Panaji, No, bulldozers aren't hogging the limelight in Goa, but old communal scars left behind by early Portuguese colonists appear to be resurfacing in the peaceful holiday state.
A proposal by Chief Minister Pramod Sawant in his budget speech this year, proposing to earmark Rs 20 crore for restoration of temples destroyed during the Portuguese colonial regime has triggered a debate in the state about a subject, which its residents had more often than not shrugged aside as an unfortunate savagery of a past age.
Catholics, most of whom are descendents of Hindus converted centuries ago, account for nearly 26 per cent of the state's population, but both communities have been living in relative harmony over the years.
While the state government is yet to formulate a clear policy for identification of the temples damaged during the early and especially brutal part of Portuguese occupation of Goa, the first major Portuguese conquest in Goa was the 1510 defeat of the Adil Shah of Bijapur who ruled the region, according to Goa's Archives and Archaeology Minister Subhash Phaldesai, only sites which are not disputed would be considered by his Ministry for restoration.
"What is the objection in carrying out such restoration in areas where there is no controversy, where there is no disputed area. If there is a dispute it can be addressed, there is the judiciary, there are mechanisms to maintain law and order," Phaldesai said.
Temples in Goa came under a series of assaults, which date back to an era before the Portuguese, when the region which was once a prosperous port town known for its flourishing trade, was under the reign of the Adil Shah kingdom of Bijapur.
"During the 14th and 15th centuries C.E., Goa's earliest mosques were built, sometimes on the sites of demolished Hindu temples in and around Old Goa, as a consequence of Muslim occupations of this key trade port. Thus, when the Portuguese arrived in Goa, they came to a land long used to conflict and the fluctuation of religious power," says scholar Timothy Walker in his research paper 'Contesting Sacred Space in the Estado da India: Asserting Cultural Dominance over Religious Sites in Goa'.
"With each new oscillation, the victors would assert their religious ascendance by supplanting religious edifices. Of course, temple destruction is nothing new in the Indian context; as a tool of conquest and dominance it began long before European arrival to South Asia, and such acts continue to be politically charged and culturally relevant in modern India.

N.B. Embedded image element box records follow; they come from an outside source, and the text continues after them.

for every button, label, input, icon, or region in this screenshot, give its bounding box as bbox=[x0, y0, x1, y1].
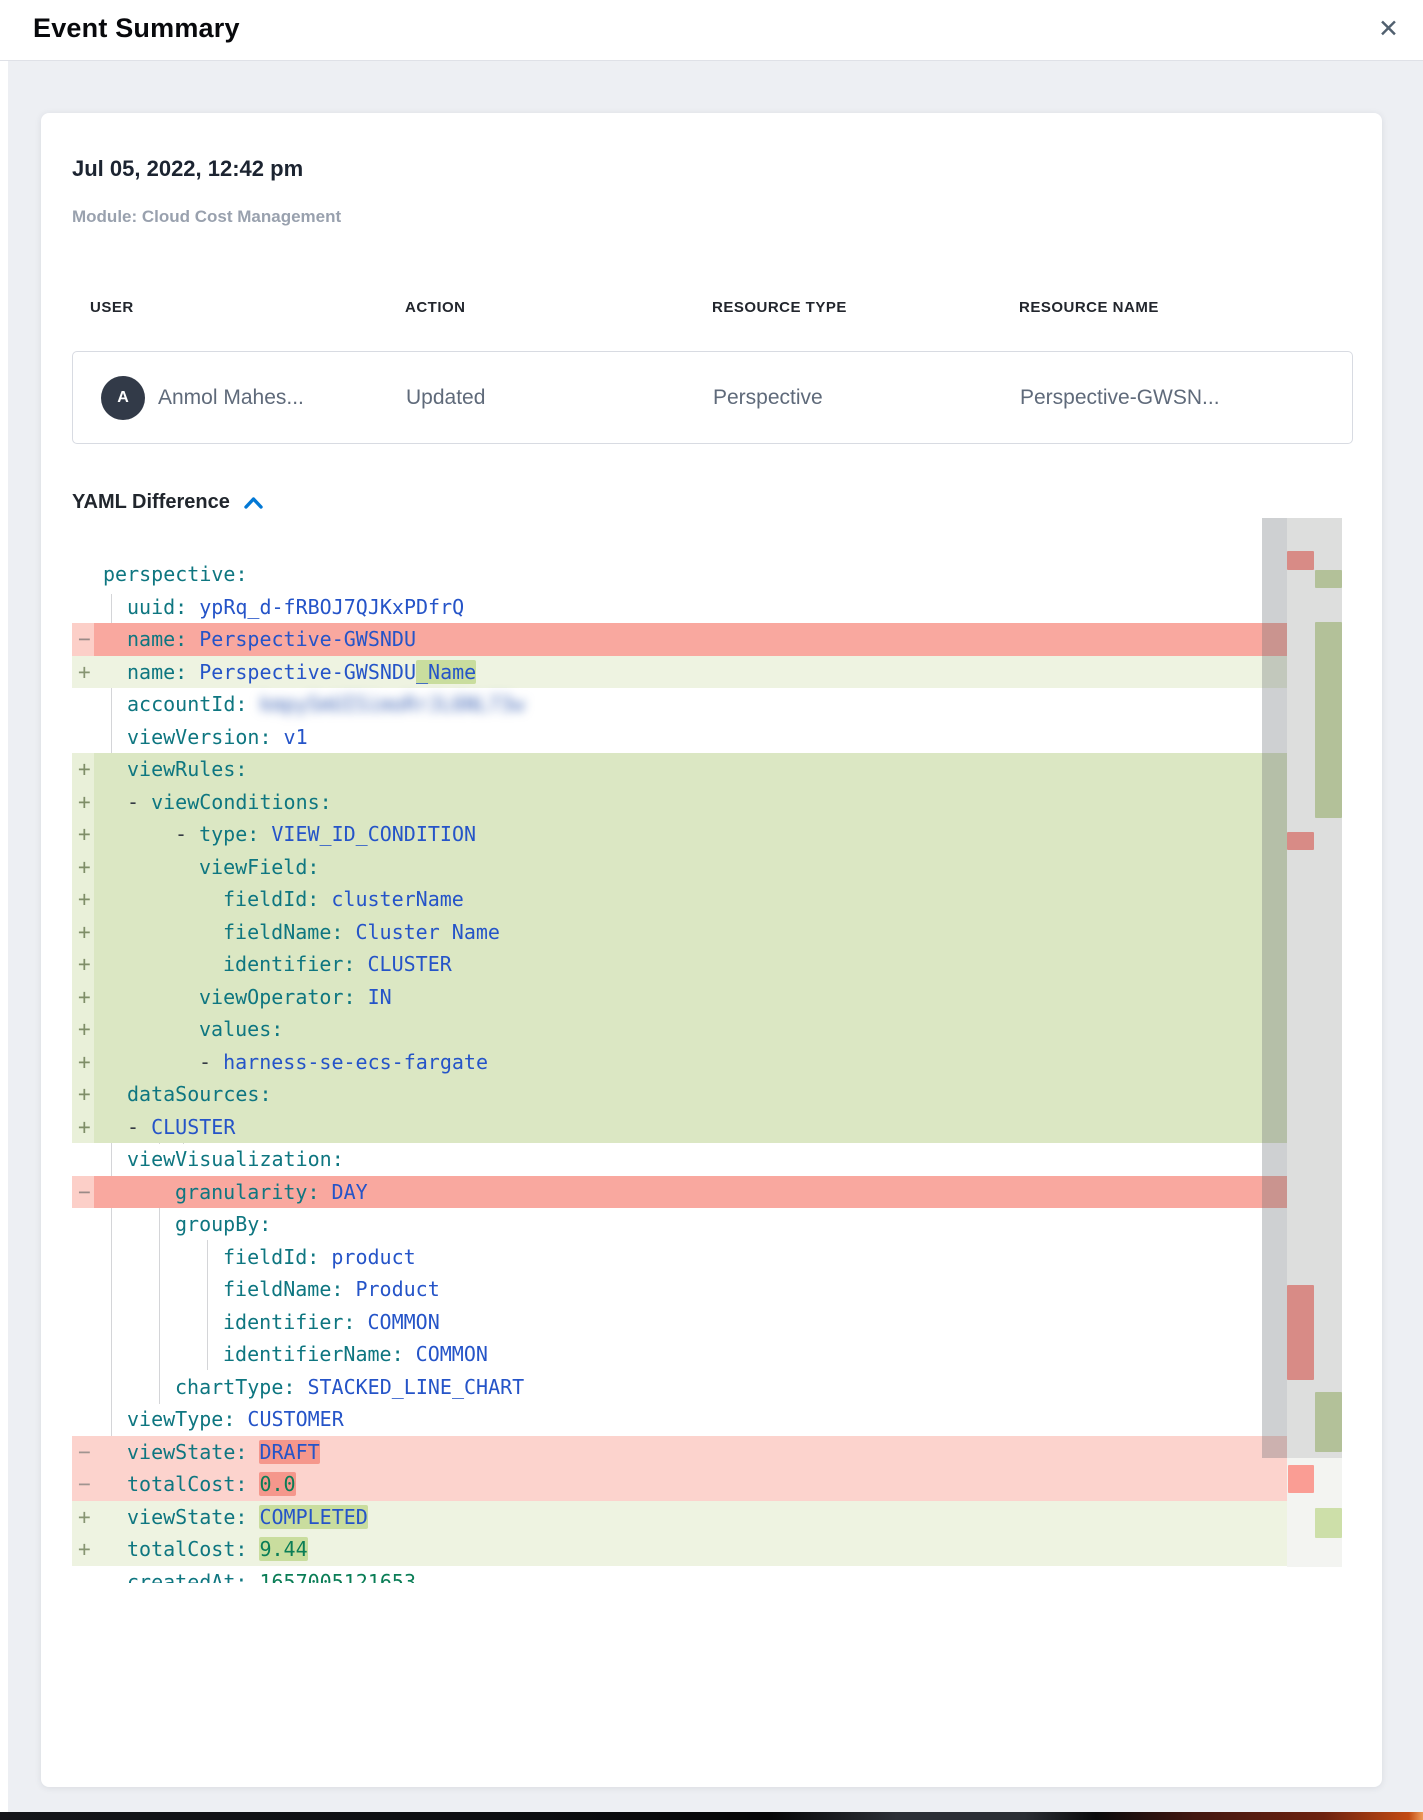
code-line: + name: Perspective-GWSNDU_Name bbox=[72, 655, 1342, 688]
code-line: viewVisualization: bbox=[127, 1147, 344, 1171]
yaml-diff-editor[interactable]: perspective: uuid: ypRq_d-fRBOJ7QJKxPDfrQ… bbox=[72, 518, 1342, 1583]
code-line: createdAt: 1657005121653 bbox=[127, 1569, 417, 1584]
modal-header: Event Summary ✕ bbox=[0, 0, 1423, 61]
code-line: − name: Perspective-GWSNDU bbox=[72, 623, 1342, 656]
code-line: − viewState: DRAFT bbox=[72, 1435, 1342, 1468]
audit-table-header: USER ACTION RESOURCE TYPE RESOURCE NAME bbox=[72, 299, 1353, 316]
user-name: Anmol Mahes... bbox=[158, 385, 304, 409]
resource-type-cell: Perspective bbox=[713, 385, 823, 409]
code-lines: perspective: uuid: ypRq_d-fRBOJ7QJKxPDfrQ… bbox=[72, 558, 1342, 1583]
resource-name-cell: Perspective-GWSN... bbox=[1020, 385, 1220, 409]
bottom-page-edge bbox=[0, 1812, 1423, 1820]
code-line: + totalCost: 9.44 bbox=[72, 1533, 1342, 1566]
code-line: + - CLUSTER bbox=[72, 1110, 1342, 1143]
code-line: + fieldId: clusterName bbox=[72, 883, 1342, 916]
code-line: + identifier: CLUSTER bbox=[72, 948, 1342, 981]
code-line: + viewState: COMPLETED bbox=[72, 1500, 1342, 1533]
minimap-block bbox=[1315, 1392, 1342, 1452]
code-line: + viewField: bbox=[72, 850, 1342, 883]
event-summary-card: Jul 05, 2022, 12:42 pm Module: Cloud Cos… bbox=[41, 113, 1382, 1787]
code-line: + - harness-se-ecs-fargate bbox=[72, 1045, 1342, 1078]
code-line: identifier: COMMON bbox=[223, 1309, 440, 1334]
code-line: − totalCost: 0.0 bbox=[72, 1468, 1342, 1501]
column-header-action: ACTION bbox=[405, 299, 466, 316]
minimap-block bbox=[1287, 832, 1314, 850]
code-line: perspective: bbox=[103, 562, 248, 586]
code-line: + - viewConditions: bbox=[72, 785, 1342, 818]
code-line: + viewOperator: IN bbox=[72, 980, 1342, 1013]
code-line: + - type: VIEW_ID_CONDITION bbox=[72, 818, 1342, 851]
indent-guide bbox=[159, 1176, 160, 1404]
page-title: Event Summary bbox=[33, 13, 240, 43]
code-line: viewVersion: v1 bbox=[127, 724, 308, 749]
yaml-difference-label: YAML Difference bbox=[72, 491, 230, 513]
code-line: − granularity: DAY bbox=[72, 1175, 1342, 1208]
minimap-block bbox=[1287, 1285, 1314, 1380]
minimap-block bbox=[1315, 622, 1342, 818]
code-line: groupBy: bbox=[175, 1212, 272, 1236]
indent-guide bbox=[207, 1240, 208, 1370]
minimap-block bbox=[1288, 1465, 1314, 1493]
code-line: viewType: CUSTOMER bbox=[127, 1407, 344, 1431]
code-line: fieldId: product bbox=[223, 1244, 416, 1269]
code-line: fieldName: Product bbox=[223, 1277, 440, 1301]
minimap-block bbox=[1315, 1508, 1342, 1538]
table-row[interactable]: A Anmol Mahes... Updated Perspective Per… bbox=[72, 351, 1353, 444]
event-timestamp: Jul 05, 2022, 12:42 pm bbox=[72, 156, 304, 181]
minimap-block bbox=[1287, 551, 1314, 570]
code-line: identifierName: COMMON bbox=[223, 1342, 488, 1366]
chevron-up-icon bbox=[244, 496, 263, 509]
action-cell: Updated bbox=[406, 385, 486, 409]
minimap-slider[interactable] bbox=[1262, 518, 1342, 1458]
user-cell: A Anmol Mahes... bbox=[73, 375, 406, 420]
event-module: Module: Cloud Cost Management bbox=[72, 207, 342, 226]
code-line: chartType: STACKED_LINE_CHART bbox=[175, 1374, 525, 1399]
code-line: + dataSources: bbox=[72, 1078, 1342, 1111]
code-line: + viewRules: bbox=[72, 753, 1342, 786]
code-line: accountId: kmpySmUISimoRrJL6NL73w bbox=[127, 692, 525, 716]
avatar: A bbox=[101, 375, 145, 420]
scrollbar-thumb[interactable] bbox=[1262, 518, 1287, 1458]
code-line: + fieldName: Cluster Name bbox=[72, 915, 1342, 948]
column-header-resource-name: RESOURCE NAME bbox=[1019, 299, 1159, 316]
close-icon[interactable]: ✕ bbox=[1378, 15, 1399, 43]
code-line: uuid: ypRq_d-fRBOJ7QJKxPDfrQ bbox=[127, 594, 465, 619]
yaml-difference-toggle[interactable]: YAML Difference bbox=[72, 491, 263, 514]
column-header-user: USER bbox=[90, 299, 134, 316]
code-line: + values: bbox=[72, 1013, 1342, 1046]
column-header-resource-type: RESOURCE TYPE bbox=[712, 299, 847, 316]
minimap-block bbox=[1315, 570, 1342, 588]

"Because of their prior experiences with sacred site destruction by invaders for political ends, the local Goan population may have immediately understood the Portuguese destruction of mosques and temples as constituting just another example of a 'legible grammar' of cultural/political domination as practiced in South Asia," he added.
More than nearly 300 temples were destroyed by the Portuguese during their early forays into Goa, forcing the relocation of temples away from the reach of the Portuguese colonists in present day Maharashtra and Karnataka.
The drumming of the temple restoration rhetoric has however been criticised by the Opposition, at a time when the state also witnessed a clash between two religious groups on the occasion of Ram Navami this month.
"There is a systemic pattern in which communal hate and venom is being spread amongst communities. Goa is no exception, the recent statements of Goa Chief Minister are only indicative of the direction given by the party high command," Rahul Mhambre, former state convenor of the Aam Aadmi Party, said.